ROANOKE TIMES

                         Roanoke Times
                 Copyright (c) 1995, Landmark Communications, Inc.

DATE: SATURDAY, April 22, 1995                   TAG: 9504240040
SECTION: CURRENT                    PAGE: NRV1   EDITION: NEW RIVER VALLEY 
SOURCE: BRIAN KELLEY STAFF WRITER
DATELINE: BLACKSBURG                                 LENGTH: Medium


FRATERNITY DENIED ALCOHOL PERMIT, BUT PARTY GOES ON

"Beta-stock," a Virginia Tech fraternity's outdoor music festival, will go on today, but in a scaled-back form and without a state alcohol permit.

A state Alcoholic Beverage Control Department hearing officer refused to issue a permit Friday to Beta Theta Pi to allow public drinking at the festival that begins at noon and ends at 6 p.m. near Prices Fork.

Citing the state's current emphasis on enforcing the underage drinking law, the officer agreed with ABC Special Agent J.C. Swope that alcohol violations would be likely to occur.

"I'm not at all sure that this particular kind of event can move forward in a manner that I would consider safe," said Thomas L. Baynham, the hearing officer.

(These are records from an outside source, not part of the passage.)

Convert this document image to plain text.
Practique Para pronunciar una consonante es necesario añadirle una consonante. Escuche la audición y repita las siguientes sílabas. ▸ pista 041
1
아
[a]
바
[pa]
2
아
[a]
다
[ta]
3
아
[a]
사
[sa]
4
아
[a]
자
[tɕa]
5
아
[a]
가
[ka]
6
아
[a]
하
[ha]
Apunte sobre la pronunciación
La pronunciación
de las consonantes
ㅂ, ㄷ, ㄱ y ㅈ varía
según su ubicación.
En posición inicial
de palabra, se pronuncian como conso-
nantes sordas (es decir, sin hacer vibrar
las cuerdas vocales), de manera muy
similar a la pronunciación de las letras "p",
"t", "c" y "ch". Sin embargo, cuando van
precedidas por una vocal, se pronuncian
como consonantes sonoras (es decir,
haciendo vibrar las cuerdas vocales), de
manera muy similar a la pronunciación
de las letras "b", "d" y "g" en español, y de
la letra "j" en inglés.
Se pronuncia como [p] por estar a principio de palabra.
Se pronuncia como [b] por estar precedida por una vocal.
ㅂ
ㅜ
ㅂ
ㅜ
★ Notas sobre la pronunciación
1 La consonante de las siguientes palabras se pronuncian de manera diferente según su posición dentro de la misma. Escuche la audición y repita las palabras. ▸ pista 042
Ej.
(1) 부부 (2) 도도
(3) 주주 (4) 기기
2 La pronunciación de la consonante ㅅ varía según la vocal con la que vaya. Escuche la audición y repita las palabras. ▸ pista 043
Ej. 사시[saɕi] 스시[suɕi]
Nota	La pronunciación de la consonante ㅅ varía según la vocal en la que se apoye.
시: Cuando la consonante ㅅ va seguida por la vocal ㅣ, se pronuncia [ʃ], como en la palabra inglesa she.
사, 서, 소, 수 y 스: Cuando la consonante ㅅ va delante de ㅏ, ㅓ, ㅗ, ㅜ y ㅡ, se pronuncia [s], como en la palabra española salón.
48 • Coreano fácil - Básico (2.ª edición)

Montgomery County Sheriff's Lt. J.T. Whitt testified that the three day-shift deputies on duty would be hard pressed to provide enforcement for the event if necessary, given that one will be directing traffic at Coal Miner's Day in Longshop-McCoy.

Fraternity officers said they would change the five-band concert from a public event to a private party restricted to invited Tech fraternity members only.

Because the now-closed party will take place on private land, apparently alcohol can be consumed by fraternity members who are 21 or older even without the permit. But the fraternity expects ABC agents to be watching closely today, and as previously planned, it intends to keep hired security guards on hand to check students' IDs and give them wristbands to show if they're of age or not.

The fraternity had sought the ABC permit because it planned to open the concert - designed to raise funds for a charity - to all Tech students and the public in hopes of attracting as many as 1,000 people at $5 each. The fraternity had no plans to sell beer; it only wanted to allow people to bring and drink their own beer to James Hoge's farm at 3587 Glade Road.

Baynham's ruling - after nearly three hours of testimony Friday - left Aaron Kilinski, the fraternity president, and Russell Phillips, the philanthropy chairman, frustrated.

"We're making all this effort to try to do things the right way," Phillips said. The ruling "seems it's just encouraging other people to go behind the scenes" and attempt to evade the law.

Kilinski said the fraternity held a concert last year in Blacksburg and experienced few problems. "The whole idea of the event is we are trying to change the concepts and ideas people have about greek organizations," he said. "There's a lot of negative examples out there. We're trying to provide a positive example for the people out there."